Barnes & Noble (BKS) reported awful quarterly results this week, and the bookseller put the blame squarely on a new culprit among retailers: the U.S. presidential elections.
Barnes & Noble said comparable store sales fell 6% in the first fiscal quarter, with that drop primarily from weak book sales. The company has been riven by a lot of drama lately, having ousted its CEO in August after less than a year. And on its investor call Thursday, Barnes & Noble admitted to investors that it had shot itself in the foot by cutting staff hours and lowering inventory too much.
But founder, chairman, top shareholder, and ex- and interim-CEO Leonard Riggio said he could trace the shopper traffic drop “precisely” to the current elections, which he said has generated “unprecedented” fear among shoppers.
“The preoccupation with this election is keeping them at home glued to their TVs and their desktops,” said Riggio, who built a single New York bookstore he bought in the 1970s into the largest U.S. bookstore chain. He’d previously stepped down as CEO in 2002.
Other consumer-facing companies have echoed Barnes & Noble’s lament.
“When a consumer is a little uncertain around their future and really trying to figure out what this election cycle really means to them, they’re not as apt to spend as freely as they might have even just a couple of quarters ago,” Wendy’s CEO Todd Penegor told investors last month.

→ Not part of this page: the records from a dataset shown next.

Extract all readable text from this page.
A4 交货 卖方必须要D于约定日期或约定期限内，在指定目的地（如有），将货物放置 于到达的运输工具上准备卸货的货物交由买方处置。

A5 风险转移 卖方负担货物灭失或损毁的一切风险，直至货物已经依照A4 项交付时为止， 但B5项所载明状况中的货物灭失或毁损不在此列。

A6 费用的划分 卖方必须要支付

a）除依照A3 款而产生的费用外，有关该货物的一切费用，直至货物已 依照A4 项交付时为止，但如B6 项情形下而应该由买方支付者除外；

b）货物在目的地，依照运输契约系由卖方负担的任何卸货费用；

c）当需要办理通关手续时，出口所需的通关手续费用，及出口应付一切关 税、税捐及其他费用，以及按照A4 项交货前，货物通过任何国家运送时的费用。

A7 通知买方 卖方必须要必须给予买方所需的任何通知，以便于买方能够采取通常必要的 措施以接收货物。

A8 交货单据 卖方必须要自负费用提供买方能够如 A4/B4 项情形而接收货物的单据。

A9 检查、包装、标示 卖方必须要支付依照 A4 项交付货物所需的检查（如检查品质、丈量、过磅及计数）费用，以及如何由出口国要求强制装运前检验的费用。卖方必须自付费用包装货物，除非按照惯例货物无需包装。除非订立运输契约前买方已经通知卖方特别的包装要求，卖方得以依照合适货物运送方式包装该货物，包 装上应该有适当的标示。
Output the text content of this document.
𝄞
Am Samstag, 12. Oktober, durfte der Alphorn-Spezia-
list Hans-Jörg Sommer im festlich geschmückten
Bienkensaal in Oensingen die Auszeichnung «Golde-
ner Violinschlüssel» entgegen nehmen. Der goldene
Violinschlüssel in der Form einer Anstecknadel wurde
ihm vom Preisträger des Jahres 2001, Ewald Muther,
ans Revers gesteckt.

His counterpart at McDonald’s (MCD), Steve Easterbrook, sounded a similar note when he said in July that customers are gauging “their financial security going forward” through elections. And this summer in an interview with CNBC, HSN (HSNI) CEO Mindy Grossman said the elections are making shoppers hesitant to shop.
But while the current race for the White House is certainly the most intriguing spectacle in years, blaming Clinton vs. Trump for fewer shoppers just doesn’t hold up.
For one thing, many high-flying retailers such as The Home Depot (HD) and Ulta Beauty (ULTA) have reported strong results, whileWalmart (WMT), whose clientele mirrors the U.S. public, reported good numbers, as did B&N nemesis Amazon.com (AMZN).
For another, the Conference Board’s Consumer Confidence Index, which is one of the widest measures of how optimistic shoppers are, hit an 11-month high in August. (B&N’s quarter ended July 30 but confidence had been building for months.).
If Barnes & Noble wants to point a finger, it should find a mirror. Online sales fell 1.6% last quarter, meaning that if Riggio is right and customers were indeed glued to their desktops, the chain failed to capitalize on that, making it one of the few retailers with shrinking e-commerce.
To be fair, even successful retailers have pointed to the election as a potential problem for stores. Ulta Beauty CEO Mary Dillon called the election a “wildcard.” But retailers and restaurants have a habit of finding new pretexts for poor results. One quarter it’s gas prices and another it’s the weather. Now election agita is the sector’s new excuse.